I came home for lunch today and held little Joshua. He happily gazed up into my eyes and smiled.
“Hello, my little jelly bean!” I said to him with a grin.
“Aa-aaaah!” Joshua cooed back at me.
“He sure is a cutie,” I thought, and then he puked. Thankfully, he was wearing a bib, so I used it to wipe up his face, then coo at him again.
Michelle was watching me and offered some experienced advice. “Stick out your tongue,” she said.
I glanced up at her, then tried popping out my tongue. Instant big grins. I darted my tongue in and out, and Joshua squealed happily. Ah, how silly we adults all become with a child in front of us. I had the privilege last week of watching an old family friend in her late sixties dancing around with big eyes and popping her hands in and out in front of her. Why? Because I was holding Joshua, of course.
Their simple little smiles can melt any attentive person’s heart. But their puke – well, it’s pretty gross, and it seems like it just keeps coming.
Back to lunch today, Joshua ended up puking so much he went through two bibs in our little half-hour together. I tried cleaning up the mess quickly, but one of the dogs kept beating me to the floor bits. When I was putting the third bib on him I asked Michelle, “How many bibs does he go through in a day?”
“At least ten,” she said.
“At least?” I lifted my little offspring and looked him in the eye.
“We should give him a new nickname. How about, ‘The Pukenator!’ Although I’ve always like ‘Jelly Bean,’ a lot.”
Michelle quietly kept chewing her food.
“The Pukenator. Puking through a dozen bibs with no effort whatsoever! Able to throw up yet continue to grow up! He’s a super-boy!”
Michelle shook her head at me and stood up to clean the dishes.
“Well, he is a pretty super boy. I don’t care how colicky he is, he’s definitely becoming cuter every day.”
Michelle held out her arms to take Joshua. “You clean up.”
“Okay,” I said. “You’re going to put him down for a nap?”
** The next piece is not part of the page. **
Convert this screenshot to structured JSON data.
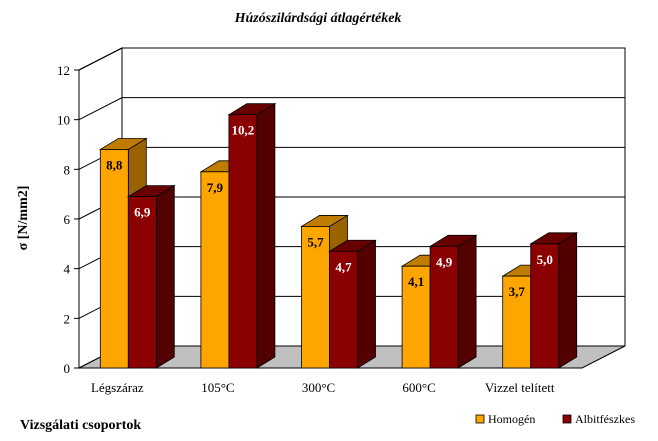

“Have a great day. I’ll see you later.” I gave her a kiss, then kissed Joshua. He looked uncomfortable. I said a mental prayer for him. However much I might make light of it, it is kind of scary to watch your son not be able to hold down his food. The biggest comfort I have is he certainly isn’t small, so he must be eating enough. I’m looking forward to when he gets through this stage, eats some solid foods, and holds down his food. But for now, I think I’ll call him The Pukenator.